Of course the tourism industry is complaining loudly about this, but the days of freeloading - packaging up for sale things like access to culture or landscapes with no cost to the tour providers and little commitment to conservation - are coming to an end.

Of course, tourism's defence is about the jobs and livelihoods it creates locally, and that entrance fees paid to see wildlife, protected areas or museums contribute to conservation.

National Park Entrance
However, harder questions are being asked by destinations and tourism planners about the veracity of this argument as little evidence and data exists. Destinations with more demand than supply and concerns about overtourism are not only trying to manage down tourist numbers, they are being more selective about the type of tourists they try to attract.

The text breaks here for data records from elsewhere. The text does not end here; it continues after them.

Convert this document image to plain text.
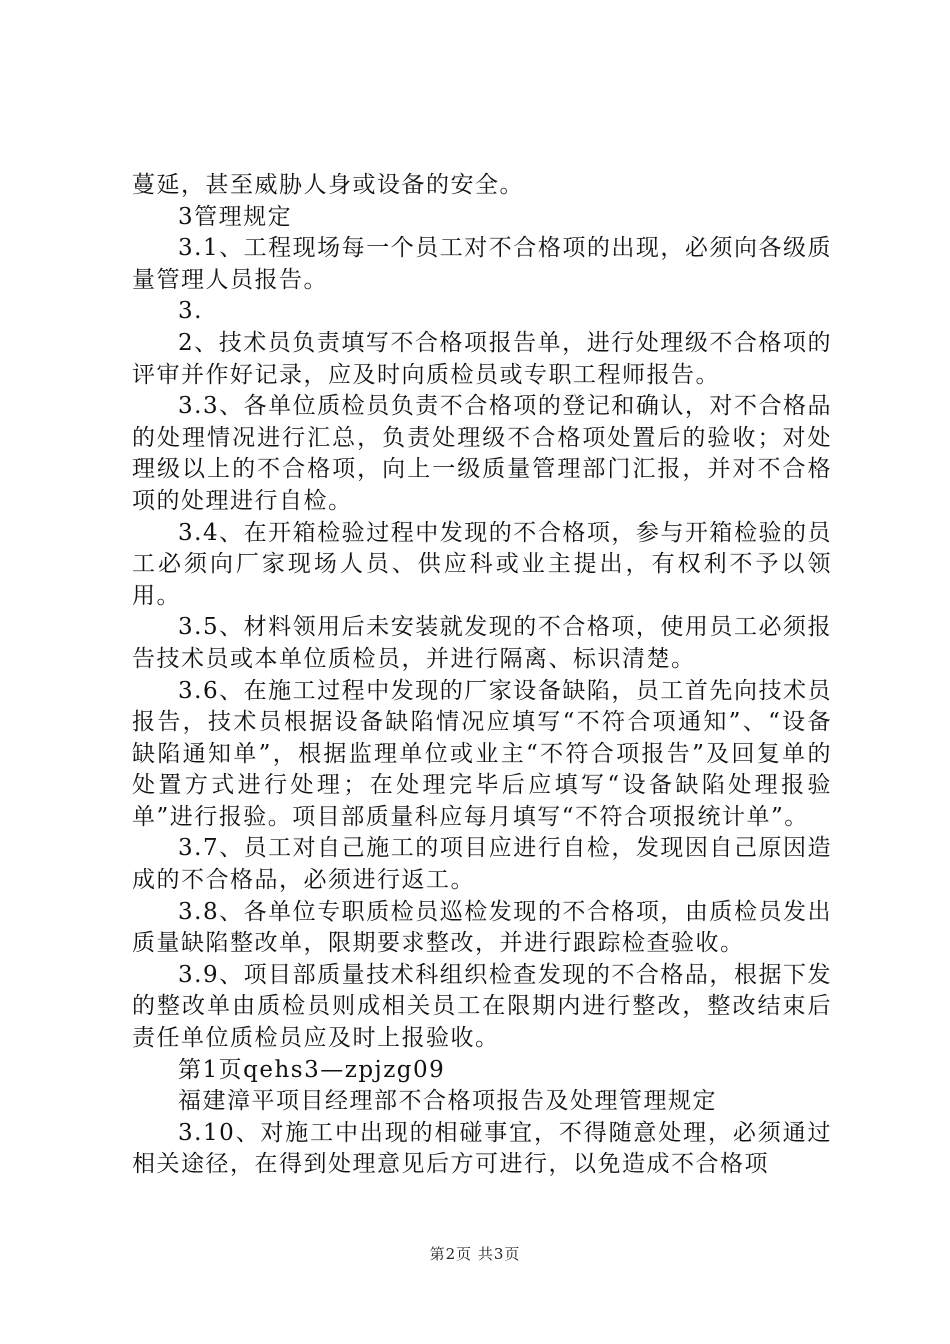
蔓延，甚至威胁人身或设备的安全。

3管理规定

3.1、工程现场每一个员工对不合格项的出现，必须向各级质量管理人员报告。

3.

2、技术员负责填写不合格项报告单，进行处理级不合格项的评审并作好记录，应及时向质检员或专职工程师报告。

3.3、各单位质检员负责不合格项的登记和确认，对不合格品的处理情况进行汇总，负责处理级不合格项处置后的验收；对处理级以上的不合格项，向上一级质量管理部门汇报，并对不合格项的处理进行自检。

3.4、在开箱检验过程中发现的不合格项，参与开箱检验的员工必须向厂家现场人员、供应科或业主提出，有权利不予以领用。

3.5、材料领用后未安装就发现的不合格项，使用员工必须报告技术员或本单位质检员，并进行隔离、标识清楚。

3.6、在施工过程中发现的厂家设备缺陷，员工首先向技术员报告，技术员根据设备缺陷情况应填写“不符合项通知”、“设备缺陷通知单”，根据监理单位或业主“不符合项报告”及回复单的处置方式进行处理；在处理完毕后应填写“设备缺陷处理报验单”进行报验。项目部质量科应每月填写“不符合项报统计单”。

3.7、员工对自己施工的项目应进行自检，发现因自己原因造成的不合格品，必须进行返工。

3.8、各单位专职质检员巡检发现的不合格项，由质检员发出质量缺陷整改单，限期要求整改，并进行跟踪检查验收。

3.9、项目部质量技术科组织检查发现的不合格品，根据下发的整改单由质检员则成相关员工在限期内进行整改，整改结束后责任单位质检员应及时上报验收。

第1页qehs3—zpjzg09

福建漳平项目经理部不合格项报告及处理管理规定

3.10、对施工中出现的相碰事宜，不得随意处理，必须通过相关途径，在得到处理意见后方可进行，以免造成不合格项

第2页 共3页
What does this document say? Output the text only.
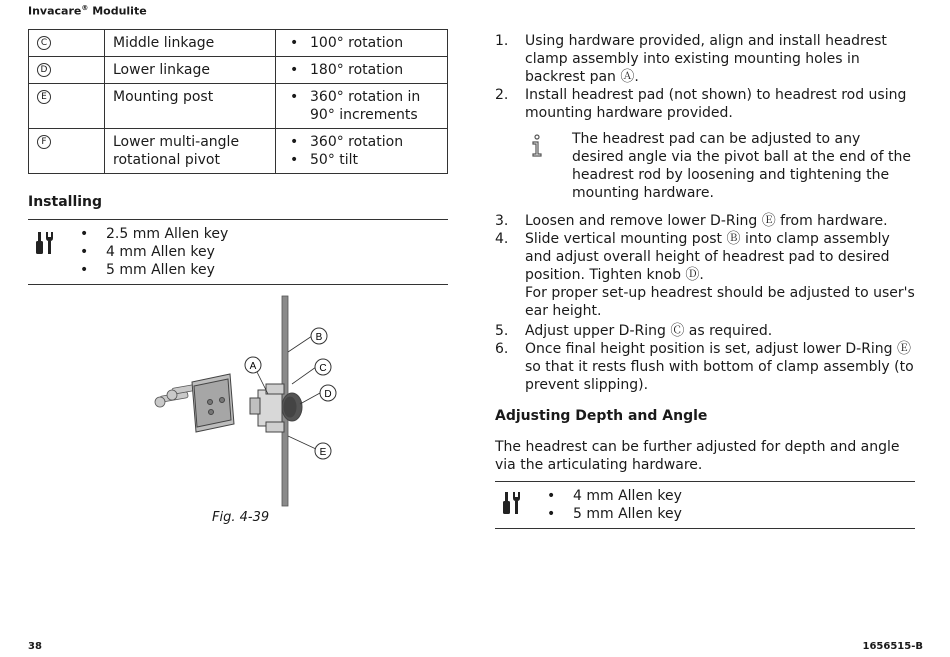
Invacare® Modulite
C	Middle linkage	• 100° rotation

D	Lower linkage	• 180° rotation

E	Mounting post	• 360° rotation in 90° increments

F	Lower multi-angle rotational pivot	• 360° rotation
• 50° tilt
Installing
• 2.5 mm Allen key
• 4 mm Allen key
• 5 mm Allen key
A
B
C
D
E
Fig. 4-39
1. Using hardware provided, align and install headrest clamp assembly into existing mounting holes in backrest pan Ⓐ.
2. Install headrest pad (not shown) to headrest rod using mounting hardware provided.
The headrest pad can be adjusted to any desired angle via the pivot ball at the end of the headrest rod by loosening and tightening the mounting hardware.
3. Loosen and remove lower D-Ring Ⓔ from hardware.
4. Slide vertical mounting post Ⓑ into clamp assembly and adjust overall height of headrest pad to desired position. Tighten knob Ⓓ.
For proper set-up headrest should be adjusted to user's ear height.
5. Adjust upper D-Ring Ⓒ as required.
6. Once final height position is set, adjust lower D-Ring Ⓔ so that it rests flush with bottom of clamp assembly (to prevent slipping).
Adjusting Depth and Angle
The headrest can be further adjusted for depth and angle via the articulating hardware.
• 4 mm Allen key
• 5 mm Allen key
38	1656515-B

From their perspective, responsible tourists who create the maximum local economic benefit with the least negative impact on places and local people provide the greatest return. Harder questions are being asked about the value of cruise passengers who sleep and often eat aboard the ship and contribute far less to local economies.

I'm sure we'll see more popular places charging for entry, and I for one am happy to a make a contribution to supporting conservation of the places I travel to see and grow to love. It's time tourism paid its way.